Your point about inefficient use of data with a training and test set is one complaint that I've heard over the years. However, it is good scientific practice to have a confirmatory data set that is only used to reaffirm the results that you obtained during the modeling process. There are ways to do resampling incorrectly and you would not know that this has occurred until you evaluate the next set of samples (that were not involved in the preceding analysis). Your point is valid but, unless your entire data set is pathologically small, the use of a test set far outweighs the inefficiency caused by the smaller training set.

For #2, the only way to really know when you are overfitting is with a separate data set (such as the assessment set). Whether that comes from nested resampling or non-nested (please don't call it the caret method), using the model to predict other samples is the only way to tell.

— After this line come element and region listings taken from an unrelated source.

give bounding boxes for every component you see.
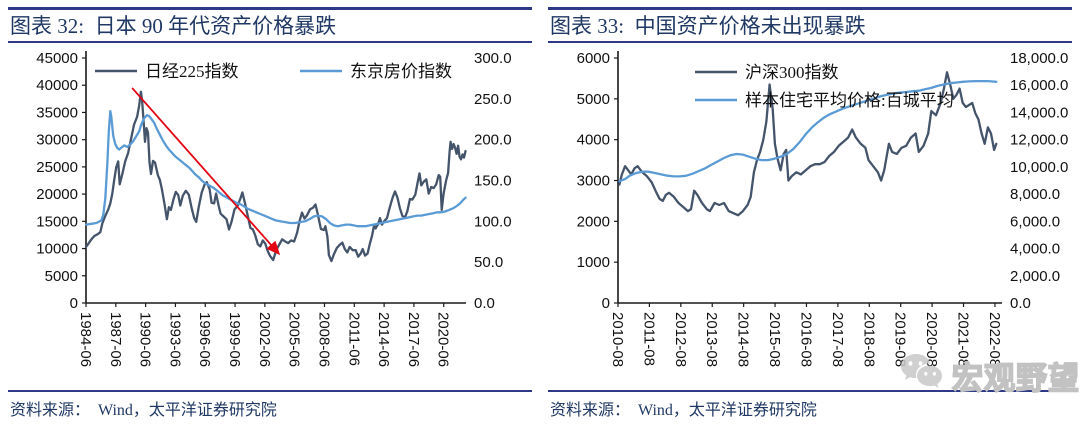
panel-china-chart: 图表 33: 中国资产价格未出现暴跌 0 1000 2000 3000 4000 5000… <box>540 0 1080 424</box>
trend-arrow <box>131 87 281 256</box>
title-top-rule <box>548 7 1072 10</box>
series-line-0 <box>84 90 467 263</box>
x-axis-tick-label: 2013-08 <box>703 312 720 367</box>
right-axis-tick-label: 50.0 <box>474 254 503 271</box>
x-axis-tick-label: 2020-08 <box>923 312 940 367</box>
legend-label: 沪深300指数 <box>745 63 839 82</box>
right-axis-tick-label: 2,000.0 <box>1010 268 1060 285</box>
x-axis-tick-label: 2016-08 <box>797 312 814 367</box>
source-top-rule <box>548 390 1072 392</box>
right-axis-tick-label: 0.0 <box>474 295 495 312</box>
right-axis-tick-label: 16,000.0 <box>1010 77 1068 94</box>
left-axis-tick-label: 3000 <box>577 173 610 190</box>
x-axis-tick-label: 2011-08 <box>640 312 657 366</box>
x-axis-tick-label: 2011-06 <box>345 312 362 366</box>
right-axis-tick-label: 4,000.0 <box>1010 241 1060 258</box>
x-axis-tick-label: 2019-08 <box>892 312 909 367</box>
x-axis-tick-label: 2005-06 <box>286 312 303 367</box>
right-axis-tick-label: 6,000.0 <box>1010 213 1060 230</box>
right-axis-tick-label: 150.0 <box>474 173 512 190</box>
chart-japan: 0 5000 10000 15000 20000 25000 30000 35000 40000… <box>36 50 512 367</box>
left-axis-tick-label: 45000 <box>36 50 78 67</box>
left-axis-tick-label: 0 <box>602 295 610 312</box>
series-line-0 <box>618 71 998 217</box>
left-axis-tick-label: 20000 <box>36 186 78 203</box>
right-axis-tick-label: 300.0 <box>474 50 512 67</box>
series-line-1 <box>84 109 467 228</box>
left-axis-tick-label: 40000 <box>36 77 78 94</box>
left-axis-tick-label: 6000 <box>577 50 610 67</box>
series-line-1 <box>618 79 998 183</box>
right-axis-tick-label: 12,000.0 <box>1010 132 1068 149</box>
left-axis-tick-label: 1000 <box>577 254 610 271</box>
right-axis-tick-label: 10,000.0 <box>1010 159 1068 176</box>
left-axis-tick-label: 4000 <box>577 132 610 149</box>
title-top-rule <box>8 7 532 10</box>
left-axis-tick-label: 5000 <box>45 268 78 285</box>
x-axis-tick-label: 2015-08 <box>766 312 783 367</box>
x-axis-tick-label: 1999-06 <box>226 312 243 367</box>
source-note: 资料来源： Wind，太平洋证券研究院 <box>550 402 817 419</box>
x-axis-tick-label: 2020-06 <box>435 312 452 367</box>
source-note: 资料来源： Wind，太平洋证券研究院 <box>10 402 277 419</box>
chart-title-33: 图表 33: 中国资产价格未出现暴跌 <box>550 14 866 38</box>
right-axis-tick-label: 18,000.0 <box>1010 50 1068 67</box>
left-axis-tick-label: 10000 <box>36 241 78 258</box>
right-axis-tick-label: 100.0 <box>474 213 512 230</box>
panel-japan-chart: 图表 32: 日本 90 年代资产价格暴跌 0 5000 10000 15000 200… <box>8 7 532 419</box>
x-axis-tick-label: 2017-06 <box>405 312 422 367</box>
legend-label: 东京房价指数 <box>350 62 452 81</box>
legend-label: 日经225指数 <box>145 62 239 81</box>
chart-canvas: 0 1000 2000 3000 4000 5000 6000 0.0 2,000.0 4,000… <box>577 50 1069 367</box>
x-axis-tick-label: 2014-06 <box>375 312 392 367</box>
x-axis-tick-label: 2010-08 <box>609 312 626 367</box>
left-axis-tick-label: 30000 <box>36 132 78 149</box>
right-axis-tick-label: 14,000.0 <box>1010 104 1068 121</box>
left-axis-tick-label: 25000 <box>36 159 78 176</box>
left-axis-tick-label: 2000 <box>577 213 610 230</box>
x-axis-tick-label: 2002-06 <box>256 312 273 367</box>
chart-china: 0 1000 2000 3000 4000 5000 6000 0.0 2,000.0 4,000… <box>540 0 1080 424</box>
right-axis-tick-label: 0.0 <box>1010 295 1031 312</box>
x-axis-tick-label: 2018-08 <box>860 312 877 367</box>
chart-canvas: 0 5000 10000 15000 20000 25000 30000 35000 40000… <box>36 50 512 367</box>
left-axis-tick-label: 35000 <box>36 104 78 121</box>
x-axis-tick-label: 2014-08 <box>735 312 752 367</box>
left-axis-tick-label: 15000 <box>36 213 78 230</box>
left-axis-tick-label: 5000 <box>577 91 610 108</box>
x-axis-tick-label: 1984-06 <box>77 312 94 367</box>
source-top-rule <box>8 390 532 392</box>
x-axis-tick-label: 2012-08 <box>672 312 689 367</box>
x-axis-tick-label: 2017-08 <box>829 312 846 367</box>
chart-title-32: 图表 32: 日本 90 年代资产价格暴跌 <box>10 14 337 38</box>
right-axis-tick-label: 200.0 <box>474 132 512 149</box>
x-axis-tick-label: 1990-06 <box>137 312 154 367</box>
x-axis-tick-label: 2022-08 <box>986 312 1003 367</box>
x-axis-tick-label: 2008-06 <box>315 312 332 367</box>
left-axis-tick-label: 0 <box>70 295 78 312</box>
x-axis-tick-label: 1993-06 <box>166 312 183 367</box>
right-axis-tick-label: 250.0 <box>474 91 512 108</box>
legend-label: 样本住宅平均价格:百城平均 <box>745 91 954 110</box>
title-bottom-rule <box>8 41 532 43</box>
title-bottom-rule <box>548 41 1072 43</box>
x-axis-tick-label: 1987-06 <box>107 312 124 367</box>
x-axis-tick-label: 1996-06 <box>196 312 213 367</box>
x-axis-tick-label: 2021-08 <box>955 312 972 367</box>
right-axis-tick-label: 8,000.0 <box>1010 186 1060 203</box>
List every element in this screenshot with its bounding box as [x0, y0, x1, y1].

For #3, the process that I generally give to people is to do an initial training/test split, then resample the training set (using the same analysis/assessment splits across all testing). I generally use non-nested resampling (I'm the one who wrote caret) but nested sampling can be used too (more on that below). Executing the resampling process across different tuning parameters can be very effective at helping choose parameter values since overfitting is reflected in those statistics. Once you've settled on parameter values, the final model is refit on the entire training set.

Think of the process like this: the model-related operations are a module and this module can be applied to any data set. Resampling is a methods of estimating the performance of that module and was invented to emulate what the results would be for the module fit on the entire training set. Even though resampling can sometimes used less data when the module is repeatedly evaluated, it is still a good estimator of the final model that uses all the training data.

The documentation for the rsample package shows this at a more nuts-and-bolts level. For example, this page shows a neural network being tuned across epochs using simple 10-fold CV. In that example, you can see that the assessment sets (which would capture the effect of overfitting) are used to measure performance.

About nesting versus non-nesting: the main worry in non-nested resampling is optimization bias. If we evaluate a large number of tuning parameter values, there is some bias that we get by just choosing the best value. We are likely to be optimistic in our performance estimate. That is a real pattern and it is shown nicely in the papers that discuss it.

However... my experience is that, although real, this bias is very small in most cases (especially when compared to the experimental noise). I have yet to see a real data set when the non-nested resampling gave pathologically optimistic estimates. This vignette has a simulated case-study using rsample that is a good demonstration. If the cost of nested resampling were not so high, I would definitely be using it more often.